Ron Paul's Texas Straight Talk - A weekly Column
May 18, 1998
Federalization of crime contrary to Constitution

Last week, Congress moved our nation closer to a national police state by further expanding the already-unconstitutional litany of federal crimes.

Of course, it is much easier to ride the popular wave of federalizing every misdeed, than to uphold a Constitutional Oath which prescribes protection from what is perhaps the worst evil imaginable: totalitarianism.

What Member of Congress, especially in an election year, wants to be portrayed as soft on crime or deadbeat parents, irrespective of the transgressions against individual liberties and a trampling of our Constitution?

The federal government was designed to be limited in power. In fact, there is a strict enumeration of the spheres in which Congress is allowed to act. For every other issue, only the state governments or the people, in their private market actions, enjoy constitutionally protected right to those powers. The tenth amendment is brutally clear: "The powers not delegated to the United States by the Constitution, nor prohibited by it to the States, are reserved to the States respectively, or to the people. "

But rather than abide by our constitutional limits, Congress recently passed two pieces of legislation - neither containing a shred of constitutional authority - which, of course, were "non-controversial" despite moving us further from the notion of a limited government. One piece of legislation pledged that the Congress will "pass legislation that provides the weapons and tools necessary to protect our children and our communities from the dangers of drug addiction and violence." Setting aside for the moment the practicality of federal prohibition laws, an experiment which failed miserably with alcohol in the 1920s, the threshold question must be: "under what authority do we act?" Whether any governmental entity should be protecting individuals from themselves and their own stupidity is certainly debatable; whether the federal government is constitutionally empowered to do so is not. Being stupid or brilliant to one's sole disadvantage or advantage, respectively, is exactly what liberty is all about.

The second legislative fiasco was the Deadbeat Parents Punishment Act of 1998. This bill expands federal criminal law by imposing more sanctions on those who fail to meet child support obligations imposed by individual states. Further, the bills shifts some burden of proof from the federal government to the accused, a radical departure from the American notion of "innocent until proven guilty." Even worse, this legislation seems to reintroduce the notion of federal "debtor prisons," a vestige of the past best left in the past.
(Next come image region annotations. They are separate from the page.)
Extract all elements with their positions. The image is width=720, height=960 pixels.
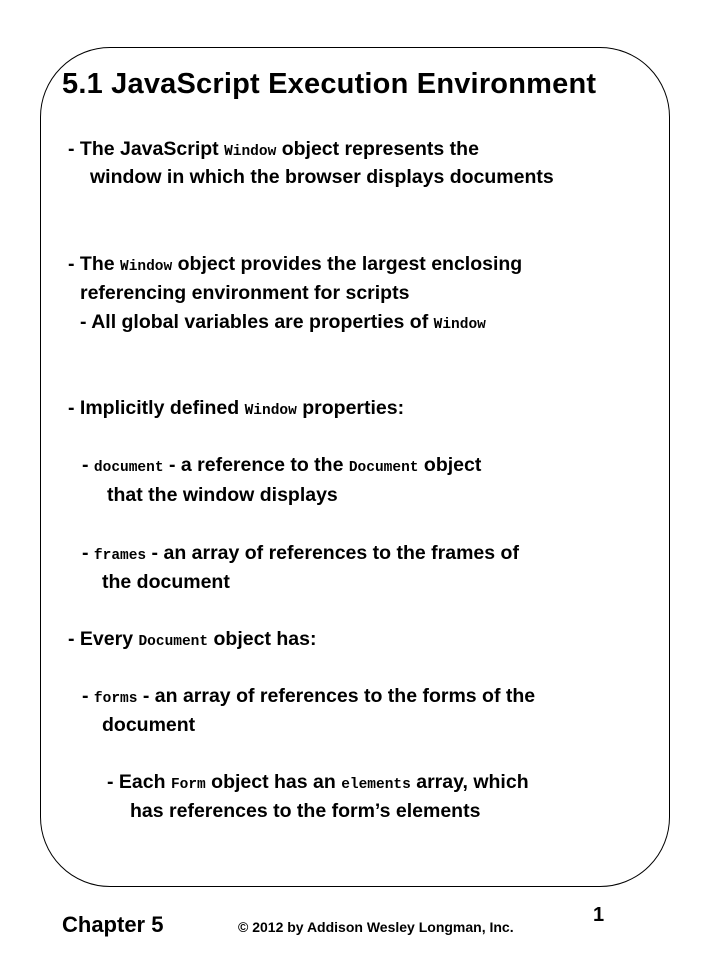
text-line-7: - document - a reference to the Document object bbox=[82, 454, 482, 476]
text-line-15: has references to the form’s elements bbox=[130, 800, 481, 822]
text-line-14: - Each Form object has an elements array, which bbox=[107, 771, 529, 793]
text-line-5: - All global variables are properties of Window bbox=[80, 311, 486, 333]
text-line-13: document bbox=[102, 714, 196, 736]
footer-chapter: Chapter 5 bbox=[62, 912, 164, 937]
text-line-12: - forms - an array of references to the forms of the bbox=[82, 685, 536, 707]
page-number: 1 bbox=[593, 904, 605, 926]
footer-copyright: © 2012 by Addison Wesley Longman, Inc. bbox=[238, 919, 514, 935]
text-line-2: window in which the browser displays documents bbox=[90, 166, 554, 188]
text-line-10: the document bbox=[102, 571, 230, 593]
text-line-1: - The JavaScript Window object represents the bbox=[68, 138, 479, 160]
text-line-4: referencing environment for scripts bbox=[80, 282, 410, 304]
text-line-8: that the window displays bbox=[107, 484, 338, 506]
text-line-3: - The Window object provides the largest enclosing bbox=[68, 253, 523, 275]
slide-title: 5.1 JavaScript Execution Environment bbox=[62, 68, 597, 100]
text-line-11: - Every Document object has: bbox=[68, 628, 317, 650]
text-line-6: - Implicitly defined Window properties: bbox=[68, 397, 405, 419]
text-line-9: - frames - an array of references to the frames of bbox=[82, 542, 519, 564]
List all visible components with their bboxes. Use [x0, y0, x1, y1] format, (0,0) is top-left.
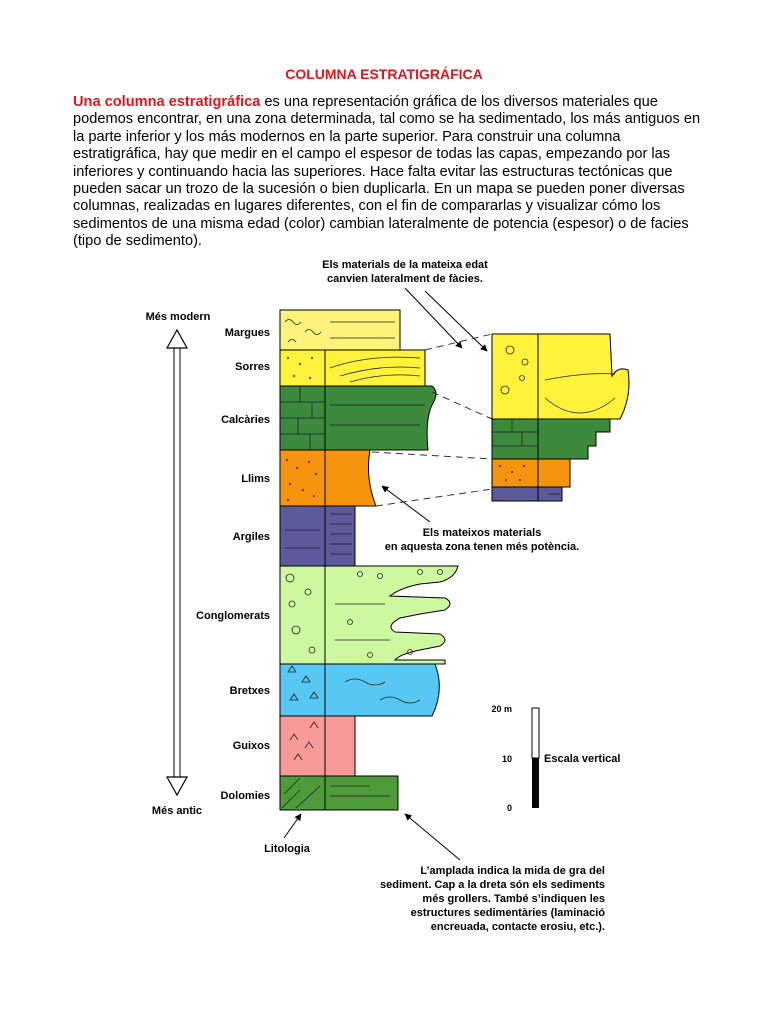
layer-label-llims: Llims — [241, 473, 270, 485]
intro-text: es una representación gráfica de los diversos materiales que podemos encontrar, en una zona determinada, tal como se ha sedimentado, los más antiguos en la parte inferior y los más modernos en la parte superior. Para construir una columna estratigráfica, hay que medir en el campo el espesor de todas las capas, empezando por las inferiores y continuando hacia las superiores. Hace falta evitar las estructuras tectónicas que pueden sacar un trozo de la sucesión o bien duplicarla. En un mapa se pueden poner diversas columnas, realizadas en lugares diferentes, con el fin de compararlas y visualizar cómo los sedimentos de una misma edad (color) cambian lateralmente de potencia (espesor) o de facies (tipo de sedimento). — [73, 94, 701, 250]
layer-label-margues: Margues — [224, 327, 270, 339]
layer-dolomies — [280, 776, 398, 810]
layer-label-dolomies: Dolomies — [220, 790, 270, 802]
label-mes-modern: Més modern — [145, 311, 211, 323]
layer-llims — [280, 450, 376, 506]
layer-guixos — [280, 716, 355, 776]
note-potencia-line1: Els mateixos materials — [422, 527, 542, 539]
note-width-line4: estructures sedimentàries (laminació — [410, 907, 605, 919]
right-layer-llims — [492, 459, 570, 487]
scale-tick-0: 0 — [506, 803, 512, 813]
layer-conglomerats — [280, 566, 458, 664]
vertical-scale — [491, 704, 620, 813]
width-note-arrow — [405, 814, 460, 860]
scale-tick-10: 10 — [501, 754, 512, 764]
note-width-line2: sediment. Cap a la dreta són els sediments — [380, 879, 605, 891]
layer-label-guixos: Guixos — [232, 740, 270, 752]
layer-label-bretxes: Bretxes — [229, 685, 270, 697]
layer-argiles — [280, 506, 355, 566]
layer-label-calcaries: Calcàries — [221, 414, 270, 426]
note-width-line1: L’amplada indica la mida de gra del — [420, 865, 605, 877]
label-litologia: Litologia — [264, 843, 310, 855]
note-width-line3: més grollers. També s’indiquen les — [422, 893, 605, 905]
right-layer-calcaries — [492, 419, 610, 459]
intro-highlight: Una columna estratigráfica — [73, 94, 261, 110]
label-mes-antic: Més antic — [151, 805, 203, 817]
layer-label-argiles: Argiles — [232, 531, 270, 543]
note-facies-line1: Els materials de la mateixa edat — [322, 259, 488, 271]
note-potencia-line2: en aquesta zona tenen més potència. — [384, 541, 580, 553]
scale-label: Escala vertical — [544, 753, 621, 765]
layer-sorres — [280, 350, 425, 386]
layer-bretxes — [280, 664, 439, 716]
scale-tick-20: 20 m — [491, 704, 512, 714]
layer-label-sorres: Sorres — [235, 361, 270, 373]
note-facies-line2: canvien lateralment de fàcies. — [327, 273, 483, 285]
litologia-arrow — [284, 814, 301, 838]
layer-label-conglomerats: Conglomerats — [196, 610, 270, 622]
page-title: COLUMNA ESTRATIGRÁFICA — [285, 66, 483, 82]
note-width-line5: encreuada, contacte erosiu, etc.). — [430, 921, 605, 933]
layer-margues — [280, 310, 400, 350]
time-double-arrow — [167, 330, 187, 795]
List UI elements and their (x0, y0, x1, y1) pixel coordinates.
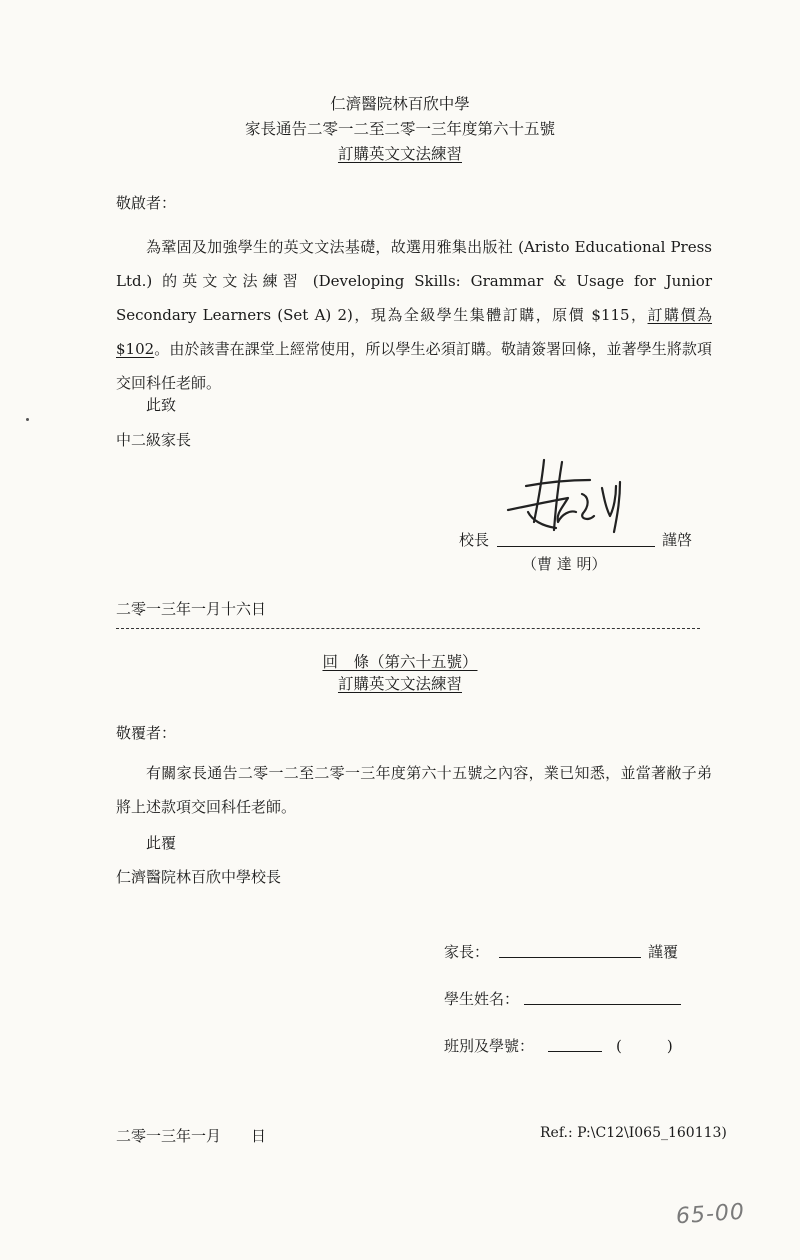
parent-signature-field[interactable] (499, 957, 641, 958)
reply-body: 有關家長通告二零一二至二零一三年度第六十五號之內容，業已知悉，並當著敝子弟將上述款項交回科任老師。 (116, 764, 712, 816)
reply-salutation: 敬覆者： (116, 724, 177, 742)
principal-name: （曹 達 明） (522, 555, 607, 573)
notice-subject-text: 訂購英文文法練習 (337, 145, 462, 163)
notice-subject (0, 142, 800, 164)
principal-signature (498, 452, 638, 544)
school-name: 仁濟醫院林百欣中學 (330, 95, 470, 113)
principal-signature-line (497, 546, 655, 547)
student-name-field[interactable] (524, 1004, 681, 1005)
reply-title (0, 650, 800, 672)
recipient: 中二級家長 (116, 431, 192, 449)
reply-date: 二零一三年一月 日 (116, 1127, 267, 1145)
parent-suffix: 謹覆 (648, 943, 679, 961)
letter-body-part-1: 為鞏固及加強學生的英文文法基礎，故選用雅集出版社 (Aristo Educational Press Ltd.) 的英文文法練習 (Developing Skills: Grammar & Usage for Junior Secondary Learners (Set A) 2)，現為全級學生集體訂購，原價 $115， (116, 238, 712, 324)
closing: 此致 (146, 396, 177, 414)
student-name-label: 學生姓名： (444, 990, 520, 1008)
scan-speck (26, 418, 29, 421)
handwritten-note: 65-00 (675, 1199, 746, 1230)
cut-line (116, 628, 700, 629)
class-number-label: 班別及學號： (444, 1037, 535, 1055)
principal-label: 校長 (459, 531, 490, 549)
reply-title-text: 回 條（第六十五號） (322, 653, 478, 671)
salutation: 敬啟者： (116, 194, 177, 212)
principal-suffix: 謹啓 (662, 531, 693, 549)
letter-body-part-3: 。由於該書在課堂上經常使用，所以學生必須訂購。敬請簽署回條，並著學生將款項交回科任老師。 (116, 340, 712, 392)
parent-label: 家長： (444, 943, 490, 961)
order-price: 訂購價為 $102 (116, 306, 712, 358)
reply-recipient: 仁濟醫院林百欣中學校長 (116, 868, 282, 886)
class-field[interactable] (548, 1051, 602, 1052)
student-number-field[interactable]: ( ) (616, 1037, 673, 1055)
reply-subject (0, 672, 800, 694)
reply-closing: 此覆 (146, 834, 177, 852)
reply-subject-text: 訂購英文文法練習 (337, 675, 462, 693)
letter-body (116, 230, 712, 400)
notice-date: 二零一三年一月十六日 (116, 600, 267, 618)
reference-code: Ref.: P:\C12\I065_160113) (540, 1125, 727, 1141)
notice-number: 家長通告二零一二至二零一三年度第六十五號 (244, 120, 555, 138)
Perhaps more dangerous than either of these items individually is what they represent collectively: a move towards a federal police force. Constitutionally, there are only three federal crimes: treason against the United States, piracy on the high seas, and counterfeiting. Despite the various pleas for federal correction of societal wrongs, a national police force is neither prudent nor constitutional.

The argument is that states are less effective than a centralized federal government in dealing with individuals who flee one state for another to avoid prosecution. The Constitution preserves the integrity of states, and provides the means for them to exact penalties from those who violate their laws, and the Constitution provides for the return of fugitives from one state to another. There is, of course, an inconvenience imposed upon states in working with one another, rather than relying on a national police force. But there is a greater cost to individual liberty from a centralized police power.

There is a simple, sound reason to maintain a system of smaller, independent jurisdictions -- it is called competition and, yes, governments must, for the sake of the liberty of the citizenry, be allowed to compete.

When small governments becomes too oppressive, citizens can vote with their feet, moving to a "competing" jurisdiction. If, for example, one state has a high income tax which the residents feel is inappropriate, they can move to Texas (as many have done) to keep more of their earnings. But as government becomes more centralized, it becomes more difficult to vote with one's feet. There must be ample opportunity for citizen mobility: to proper governments and away from those which tend to be oppressive. Centralization of criminal law makes such mobility less and less practical.

And the federalization of every problem takes us further and further from the Constitution, and liberty.